Wer nichts sehen, hören oder fühlen kann, der muss vertrauen. Zum Beispiel jemandem wie Axel Liebscher vom GFZ in Ketzin. Er steht vor seiner Anlage und erklärt: "Wir können das CO2 in der Tiefe sehr gut orten und sehen, wie es sich bewegt." In einer Blase von 250 mal 400 Metern breitet es sich planmäßig in einer 10 bis 20 Meter dicken Sandsteinformation aus, abgeschlossen von einer Tondecke.

Liebscher trägt kariertes Hemd, Sicherheitsschuhe und einen weißen Sicherheitshelm.
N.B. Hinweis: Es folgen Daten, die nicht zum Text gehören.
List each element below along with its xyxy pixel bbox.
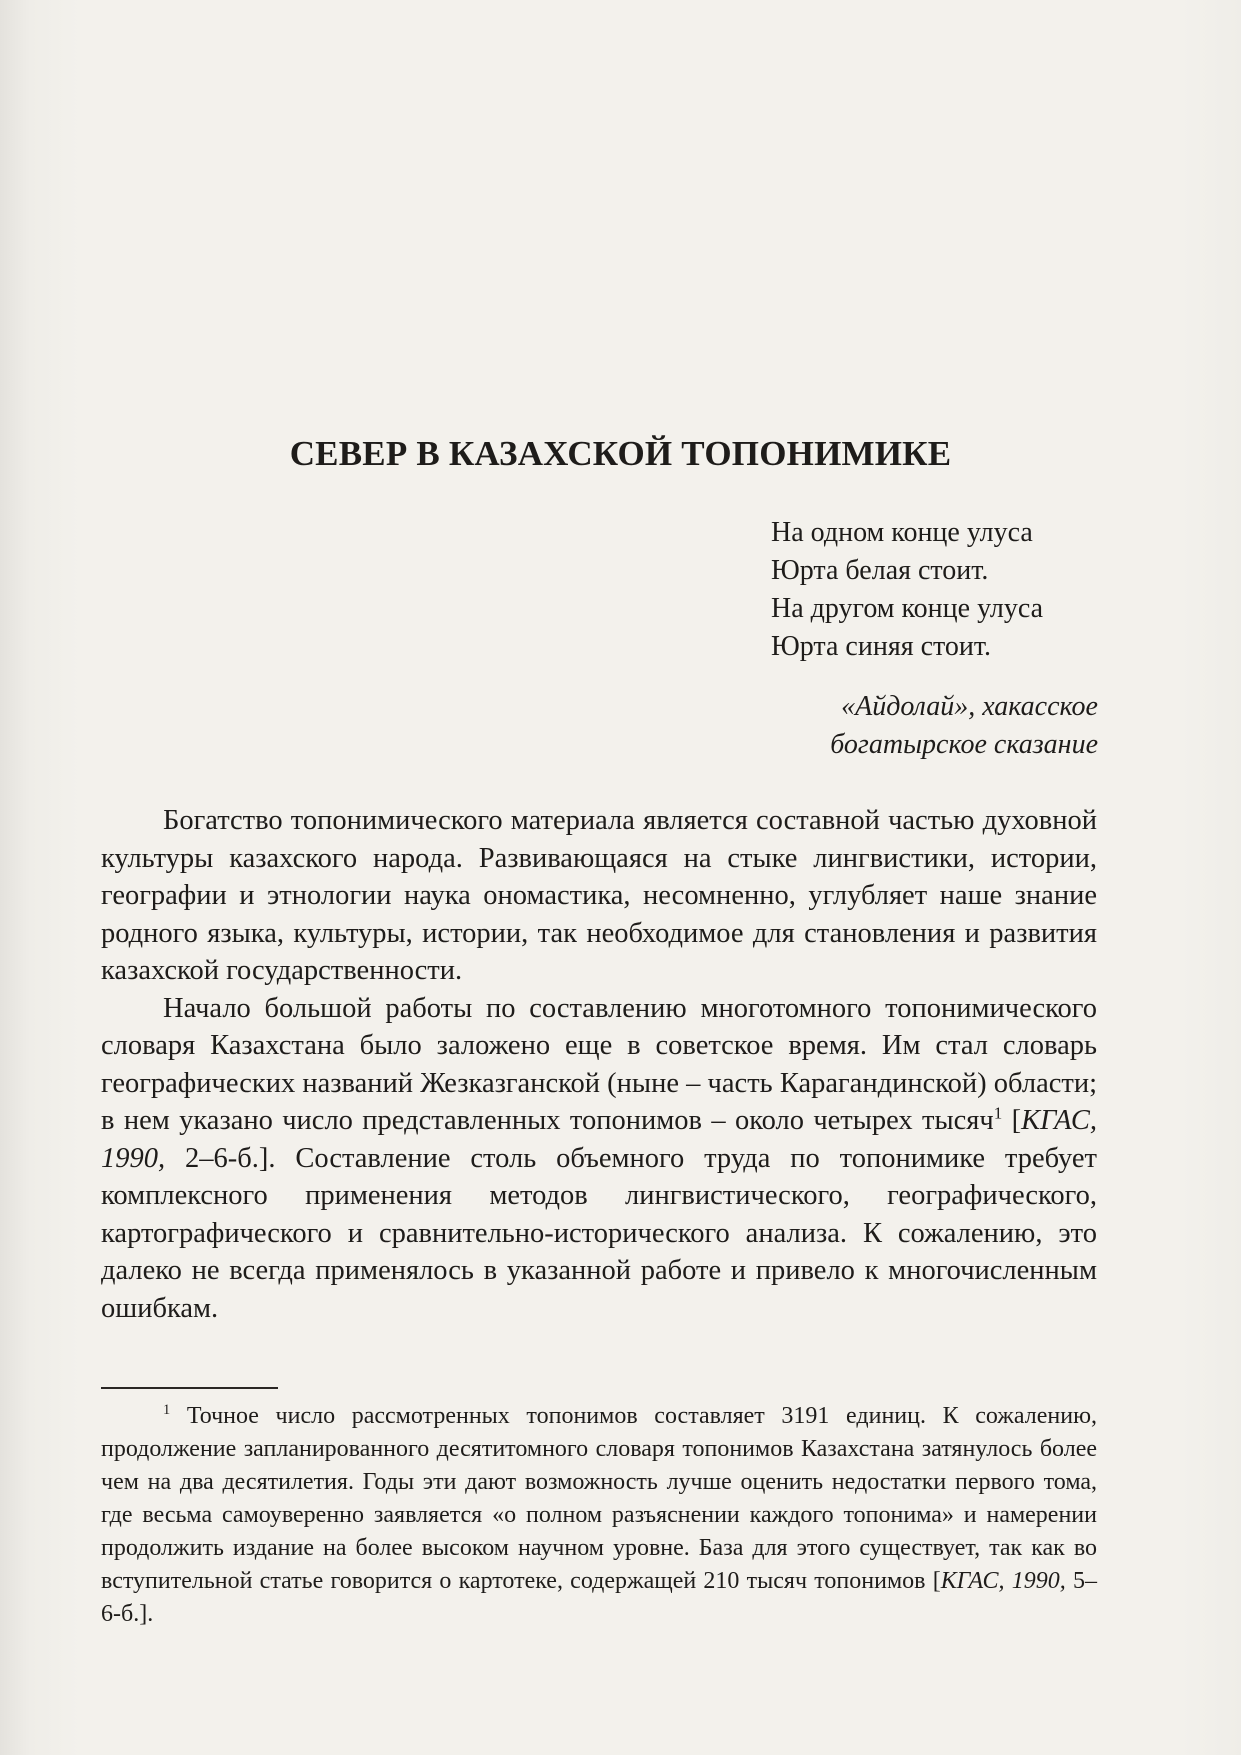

Er macht seine drei Botschaften klar: Erstens: Wir haben hier alles im Griff. Zweitens: Für verlässliche Daten brauchen wir eine Versuchsanlage, die zehnmal so groß ist wie Ketzin. Drittens: Ihr könnt uns vertrauen.

In Ketzin selbst hat das schon gefruchtet. Anders als in vielen anderen Orten Brandenburgs gibt es keinen organisierten Widerstand. Dabei hätten gerade hier die Menschen allen Grund zum Misstrauen. Denn unter ihren Füßen lag zu DDR-Zeiten ein riesiger Erdgasspeicher. Der wurde undicht, das Gas kroch an die Oberfläche und war nicht zu stoppen. 1966 wurde das Dorf Knoblauch umgesiedelt. Daran erinnert heute nur noch die Knoblaucher Chaussee. Sie führt zur Bohrstelle des GFZ.